Zehn Jahre Senkung der Arbeitskosten erfahren ihre systemgemäße Vollendung:
Der allgemeine Mindestlohn – die gesetzliche Normalisierung des Niedriglohns

Was gestern noch als ordnungsgemäßer Gebrauch staatlicher Regelungen begrüßt wurde: nämlich die Ermöglichung eines umfassenden Billiglohnsektors, erfährt eine radikale Umdeutung. Der böse Vorwurf des unternehmerischen „Missbrauchs“ gutgemeinter politischer Beschäftigungsmaßnahmen wird regierungsamtlicher Standpunkt. Exemplarisch wird dies an den Aufstockern festgemacht: Die Unternehmen zahlen Löhne, die unterhalb des Existenzminimums liegen; der Staat sieht sich genötigt, aufzustocken. Und das Urteil lautet: Die Geschäftsleute machen Profit auf Kosten des Staates. Das Gute am Billiglohn ist, dass er massenhaft Menschen in Arbeit gebracht hat, und trotzdem liegen sie dem Staat auf der Tasche. Neben der verlorengegangenen Existenzsicherung eines nicht unerheblichen Teils seiner Arbeitsbevölkerung entdeckt der Staat sich als den Leidtragenden des konstatierten Erfolgs. Das verlangt nach einer radikalen Lösung, die den Nutzen des Niedriglohns nicht revidiert, aber den Schaden endgültig begrenzt, den er anrichtet.

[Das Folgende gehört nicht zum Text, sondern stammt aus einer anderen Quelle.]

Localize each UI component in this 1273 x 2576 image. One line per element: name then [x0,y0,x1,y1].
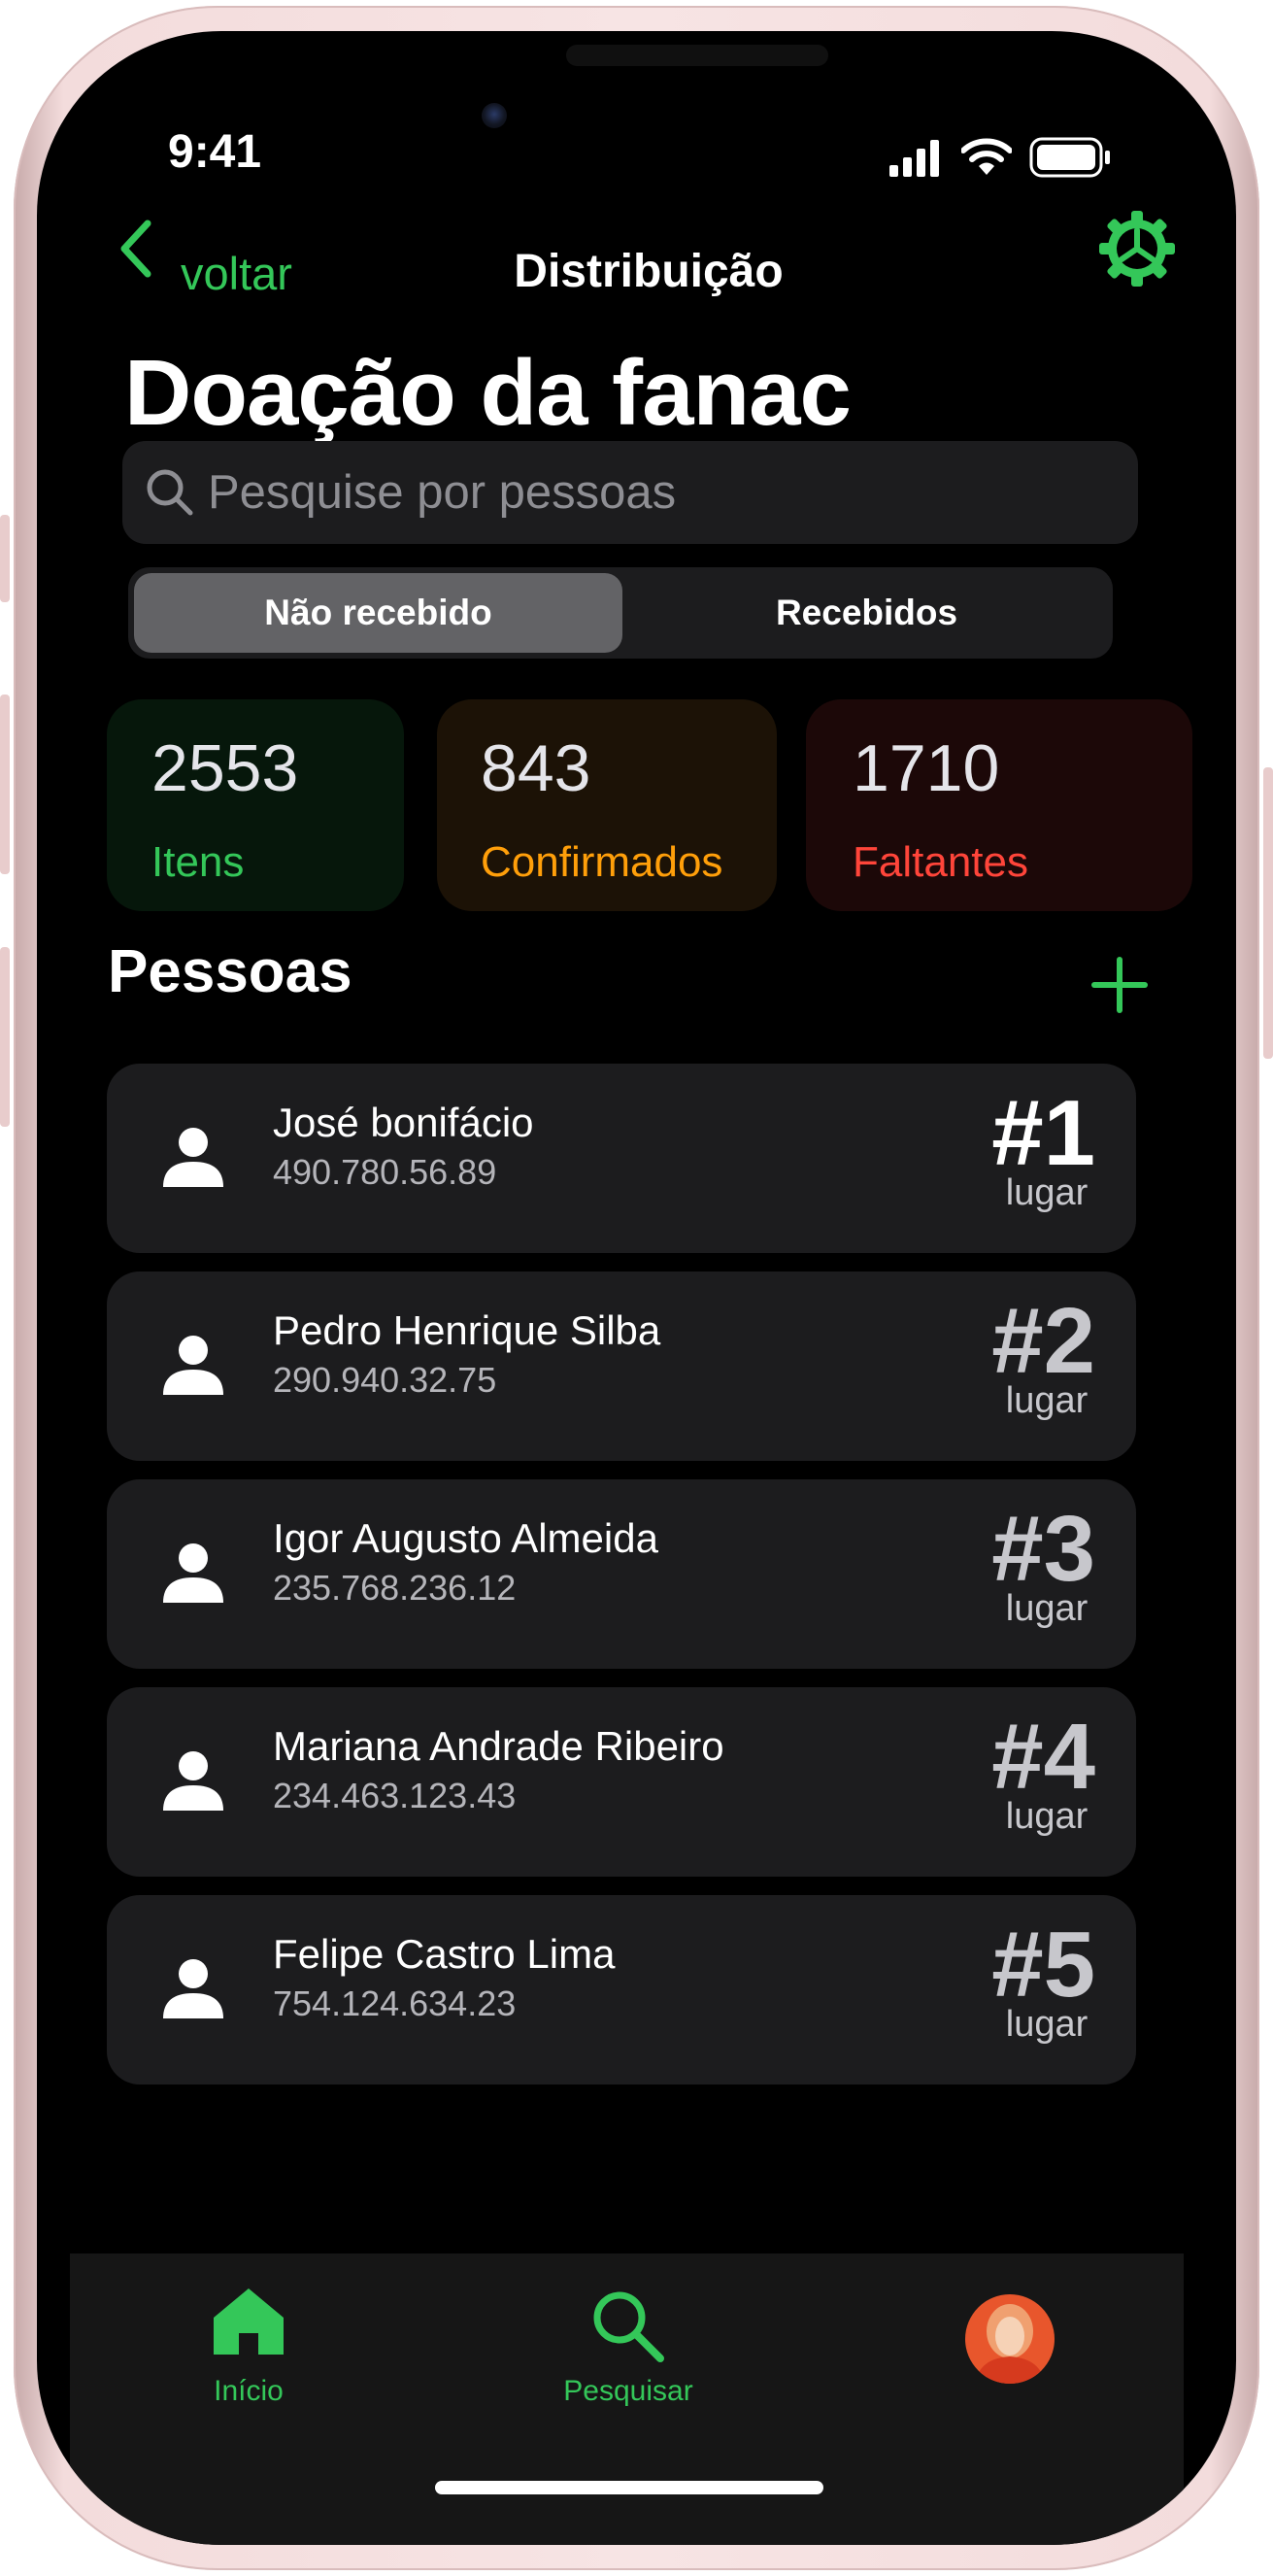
rank-label: lugar [1005,2004,1089,2045]
person-id: 234.463.123.43 [273,1776,517,1815]
stat-value: 843 [481,731,591,805]
rank-label: lugar [1005,1796,1089,1837]
tab-pesquisar[interactable]: Pesquisar [531,2375,725,2408]
person-name: Mariana Andrade Ribeiro [273,1723,724,1769]
back-button[interactable]: voltar [181,247,292,300]
side-button-volume-up [0,695,10,874]
tab-inicio[interactable]: Início [151,2375,346,2408]
person-name: Igor Augusto Almeida [273,1515,658,1561]
chevron-left-icon[interactable] [117,220,155,278]
person-name: Pedro Henrique Silba [273,1307,661,1353]
stat-value: 2553 [151,731,299,805]
profile-avatar[interactable] [965,2294,1055,2384]
person-icon [163,1751,223,1811]
segment-nao-recebido[interactable]: Não recebido [134,593,622,633]
stat-label: Confirmados [481,838,723,886]
rank-label: lugar [1005,1588,1089,1629]
side-button-volume-down [0,947,10,1127]
search-icon [147,469,193,516]
add-person-plus-icon[interactable] [1091,957,1148,1013]
cellular-signal-icon [889,140,939,177]
person-id: 290.940.32.75 [273,1360,497,1400]
stat-label: Faltantes [853,838,1028,886]
home-icon[interactable] [212,2287,285,2356]
rank-number: #4 [991,1705,1095,1809]
speaker-grille [566,45,828,66]
status-time: 9:41 [168,126,262,178]
rank-number: #1 [991,1081,1095,1185]
person-id: 754.124.634.23 [273,1983,517,2023]
person-id: 235.768.236.12 [273,1568,517,1608]
rank-label: lugar [1005,1380,1089,1421]
side-button-action [0,515,10,602]
search-tab-icon[interactable] [590,2288,666,2364]
battery-icon [1029,137,1110,178]
person-icon [163,1543,223,1603]
person-icon [163,1959,223,2018]
stat-value: 1710 [853,731,1000,805]
stat-label: Itens [151,838,245,886]
page-title: Doação da fanac [124,341,852,445]
nav-title: Distribuição [514,246,784,297]
rank-number: #2 [991,1289,1095,1393]
segment-recebidos[interactable]: Recebidos [622,593,1111,633]
side-button-power [1263,767,1273,1059]
rank-number: #3 [991,1497,1095,1601]
rank-number: #5 [991,1913,1095,2017]
section-title: Pessoas [108,938,352,1005]
home-indicator [435,2481,823,2494]
front-camera [482,103,507,128]
settings-gear-icon[interactable] [1097,209,1177,288]
rank-label: lugar [1005,1172,1089,1213]
person-id: 490.780.56.89 [273,1152,497,1192]
person-name: Felipe Castro Lima [273,1931,616,1977]
wifi-icon [961,138,1012,175]
person-icon [163,1336,223,1395]
search-placeholder[interactable]: Pesquise por pessoas [208,465,676,520]
person-name: José bonifácio [273,1100,534,1145]
person-icon [163,1128,223,1187]
phone-screen: 9:41 voltar Distribuição Doação da fanac… [37,31,1236,2545]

Die im Koalitionsvertrag vereinbarte Dienstleistung, auf die die deutsche Sozialdemokratie so stolz ist, und mit der sie die nationale Arbeiterschaft beglücken wird, ist die passgenaue Antwort auf das doppelte Eingeständnis, wieweit es die Politik gebracht hat mit ihrem Programm, dass sozial ist, was Arbeit schafft. Die neue Regierung hat eine Zahl zu bieten, in der sie alle Erfordernisse aufgehoben sieht. Die für die Rentabilität der Arbeit erforderliche Verarmung wird mit dem Betrag von 8 Euro 50 anerkannt, und der politisch unerwünschte Schaden des Lohnverfalls durch eine gesetzliche Lohn-Barriere nach unten abgedichtet. Die Unternehmer müssen das Mindeste, was ein Arbeiter braucht, auch bezahlen und dürfen es nicht mehr auf den Staat abwälzen. Die Staatsgewalt offenbart, dass sie die Nutznießer der Verarmung dazu zwingen muss, weil deren Geschäftsinteresse den Standpunkt nicht kennt: Rücksichtnahme auf die bescheidenste aller Bedingungen ihrer Arbeitskräfte überhaupt – um arbeiten zu können müssen sie auch imstande sein leben zu können. Das bisschen müsste sich das nationale Kapital doch wohl leisten können, wo es doch gerade so umfang- und erfolgreich deren Arbeitskraft nutzt.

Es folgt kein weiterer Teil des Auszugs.